The rich black guy who grew up in a mllion dollar house most likely has a great education to begin with that they'd get the resource to learn on the same level as a rich Asian or white person. Also, let me emphasize that with that said it is quite obvious that even if they weren't black they'd probably get in because they'd have the resources to do well at their expense. The rich african american is not as common as the rich white guy or Indian guy when you look at the overall population. The educated rich African American is even less common then the rich African American because there are several rich athletes and people in the entertainment industry (i.e. singers, actors/actresses, etc.). However, finding people who as well educated from AA backgrounds is a lo rarer then ORM populations or majority populations on the whole. So I tend to disagree with you. I'm Asian Indian but I do see and understand that the world is not as black and white as some people make it out to be.
 
I think AOA membership and Step 1 scores measure an applicant's ability to learn and their work ethic. If I were a residency director, I would use these criteria rather than judgments about "great hands & hand-eye coordination" to pick our nation's future surgeons.

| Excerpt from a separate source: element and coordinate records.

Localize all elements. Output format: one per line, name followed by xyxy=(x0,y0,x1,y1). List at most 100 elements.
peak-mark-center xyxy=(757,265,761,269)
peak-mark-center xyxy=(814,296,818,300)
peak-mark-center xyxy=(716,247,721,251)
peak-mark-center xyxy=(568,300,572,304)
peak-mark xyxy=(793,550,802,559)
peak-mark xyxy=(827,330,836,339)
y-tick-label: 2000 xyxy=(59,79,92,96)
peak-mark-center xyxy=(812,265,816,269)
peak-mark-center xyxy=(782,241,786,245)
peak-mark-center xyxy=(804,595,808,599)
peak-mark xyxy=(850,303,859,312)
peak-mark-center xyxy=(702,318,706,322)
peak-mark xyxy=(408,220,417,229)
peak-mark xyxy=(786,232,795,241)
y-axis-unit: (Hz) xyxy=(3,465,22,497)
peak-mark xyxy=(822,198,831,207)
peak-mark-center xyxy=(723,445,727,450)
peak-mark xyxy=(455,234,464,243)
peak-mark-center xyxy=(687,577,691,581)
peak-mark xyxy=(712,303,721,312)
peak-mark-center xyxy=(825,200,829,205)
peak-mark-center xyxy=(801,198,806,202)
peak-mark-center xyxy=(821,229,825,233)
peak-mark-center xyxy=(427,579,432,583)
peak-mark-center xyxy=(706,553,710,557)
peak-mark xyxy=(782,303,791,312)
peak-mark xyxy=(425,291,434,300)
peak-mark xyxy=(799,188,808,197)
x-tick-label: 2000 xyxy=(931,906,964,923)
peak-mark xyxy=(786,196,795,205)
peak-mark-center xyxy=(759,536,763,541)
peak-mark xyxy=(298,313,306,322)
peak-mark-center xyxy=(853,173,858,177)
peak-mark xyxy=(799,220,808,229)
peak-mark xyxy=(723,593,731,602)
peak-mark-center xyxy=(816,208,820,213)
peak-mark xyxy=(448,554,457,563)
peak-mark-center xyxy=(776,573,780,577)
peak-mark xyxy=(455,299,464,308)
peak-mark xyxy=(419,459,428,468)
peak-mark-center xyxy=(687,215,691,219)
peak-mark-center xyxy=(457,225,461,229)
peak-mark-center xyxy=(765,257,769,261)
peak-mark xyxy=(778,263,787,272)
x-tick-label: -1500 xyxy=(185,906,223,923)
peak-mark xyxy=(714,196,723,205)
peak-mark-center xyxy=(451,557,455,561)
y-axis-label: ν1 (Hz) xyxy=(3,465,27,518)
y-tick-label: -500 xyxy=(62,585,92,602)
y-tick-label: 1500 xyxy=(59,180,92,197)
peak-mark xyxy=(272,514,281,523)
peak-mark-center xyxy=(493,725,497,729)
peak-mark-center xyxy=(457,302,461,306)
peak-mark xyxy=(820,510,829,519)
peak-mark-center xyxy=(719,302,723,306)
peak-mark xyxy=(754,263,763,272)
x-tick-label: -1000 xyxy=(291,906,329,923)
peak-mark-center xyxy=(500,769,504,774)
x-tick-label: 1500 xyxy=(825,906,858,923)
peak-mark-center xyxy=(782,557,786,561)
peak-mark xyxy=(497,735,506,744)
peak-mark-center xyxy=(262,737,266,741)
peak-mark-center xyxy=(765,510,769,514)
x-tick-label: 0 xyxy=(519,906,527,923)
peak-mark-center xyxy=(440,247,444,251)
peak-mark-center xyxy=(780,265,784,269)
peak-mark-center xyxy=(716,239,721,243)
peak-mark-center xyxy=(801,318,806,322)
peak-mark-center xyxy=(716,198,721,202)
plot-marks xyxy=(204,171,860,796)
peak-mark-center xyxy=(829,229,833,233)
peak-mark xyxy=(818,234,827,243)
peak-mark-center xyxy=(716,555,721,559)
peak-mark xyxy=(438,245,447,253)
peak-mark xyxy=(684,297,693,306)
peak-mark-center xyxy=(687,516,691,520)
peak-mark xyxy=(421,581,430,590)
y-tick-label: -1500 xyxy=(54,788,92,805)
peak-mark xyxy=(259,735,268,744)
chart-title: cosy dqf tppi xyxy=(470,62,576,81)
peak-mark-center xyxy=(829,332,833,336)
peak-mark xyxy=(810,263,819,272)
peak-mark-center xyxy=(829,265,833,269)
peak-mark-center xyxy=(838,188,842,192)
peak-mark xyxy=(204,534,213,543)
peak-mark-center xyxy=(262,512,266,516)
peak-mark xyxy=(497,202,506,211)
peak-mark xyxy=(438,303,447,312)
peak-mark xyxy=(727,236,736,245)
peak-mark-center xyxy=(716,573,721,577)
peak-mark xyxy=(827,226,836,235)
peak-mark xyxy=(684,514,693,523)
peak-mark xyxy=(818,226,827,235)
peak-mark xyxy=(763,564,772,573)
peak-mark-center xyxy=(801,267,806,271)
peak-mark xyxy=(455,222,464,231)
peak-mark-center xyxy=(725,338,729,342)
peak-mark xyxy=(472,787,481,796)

So yes, given two medical students who want to be surgeons, the AOA 240 Step 1 is more likely to be a great, successful surgeon than the bottom of the class 182 Step 1. Do you disagree?

PS: You don't need great hands to be a surgeon. It's more of repetition and practice than natural talent.

The stupidity of what you are not understanding is that the 240 step 1 person is bound to go into a competitive field like surgery, derm, rad onco, but then who is left to treat the lay person as he needs to see a family practice doctor?? That's right!!! It is going to be the person who might not have necessarily been the highest scorer in the class but who knows how to be successful at what they do in a family practice.